In the past eight years, Sweden has found more than 30 North American lobsters in the waters off its coast. One of the female lobsters found was carrying eggs fertilized by a European lobster. The country’s environment ministry is worried that the lobsters could take over European stock by interbreeding, and possibly introduce disease in the the native lobster population. That's why this month they asked the European Union to ban the import of live North American lobsters.
The Americans are fighting back.
On Monday, Maine's congressional delegation reached out to multiple members of the Obama administration — including Secretary of State John Kerry — asking them to protest the proposed change.

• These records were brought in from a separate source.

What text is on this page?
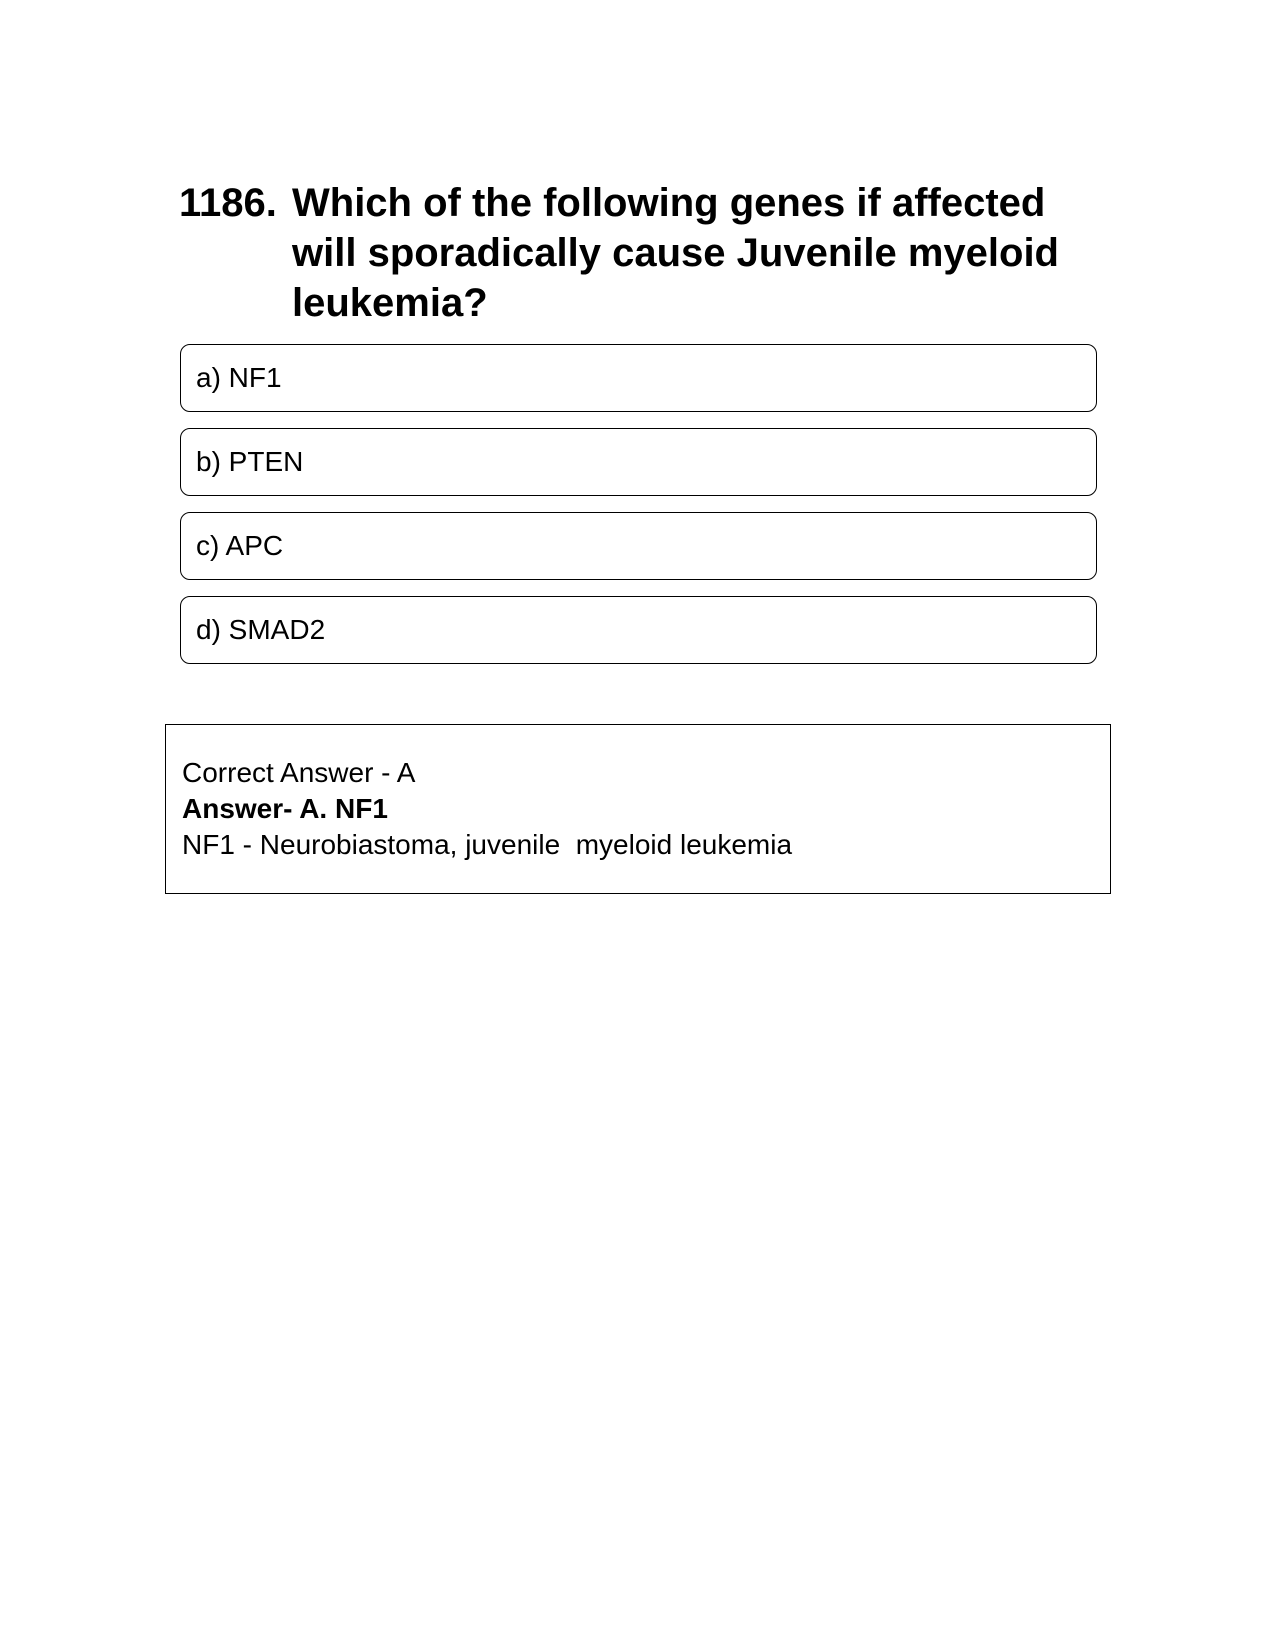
1186. Which of the following genes if affected will sporadically cause Juvenile myeloid leukemia?
a) NF1
b) PTEN
c) APC
d) SMAD2
Correct Answer - A
Answer- A. NF1
NF1 - Neurobiastoma, juvenile  myeloid leukemia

They say Sweden is overreacting.
"Since only a small number of Maine lobsters have been found in foreign waters, we believe regulators should take a more finely tuned approach before calling this an 'invasion,'" senators Susan Collins and Angus King and representatives Chellie Pingree and Bruce Poliquin wrote in a letter to Secretary of State John Kerry, US Trade Representative Michael Froman and Kathryn Sullivan from the National Oceanic and Atmospheric Administration.
The Maine delegation says lobsters are the state's biggest export to Europe, valued at about $196 million.
Chris Wrisemo — the owner of ABC Food, one of the largest seafood importers in Sweden — doesn't support the proposed ban.
"I think that it is very much too drastic," he says. "I get a little frustrated when I talk about it or when I think about it. I think it's so very stupid."
Wrisemo has different ideas on how to prevent lobsters from making their way into European waters, including establishing a single fixed holding facility for imported lobsters and banning live lobsters from being sold directly to customers at markets.
"The ban wouldn't be good for anyone," he says.
Releasing live North American lobsters into Swedish waters is already illegal, but Wrisemo believes some may have escaped due to mishandling from wholesalers who may have temporarily stored the lobsters in nets or cages in the sea.
Some American scientists are questioning the ban as well. Robert Bayer, the executive director of the Lobster Institute at the University of Maine, told the CBC he doesn't buy the claim that the lobsters — or specifically a lobster's shell — could be spreading disease.
"It is not contagious," he told the CBC. "It is so non-contagious that we don't have a good model to study it and we have been looking at the appearance of shell disease for well over 20 years in Canada and the U.S."
As for Wrisemo, his opinion of the ban is all business. He doesn't even really eat much lobster.
"You know we talk lobsters, work with lobsters. It's just that we also like Swedish meatballs," he says, laughing.
If the Swedes get their way, there might be fewer North American lobsters on the menu.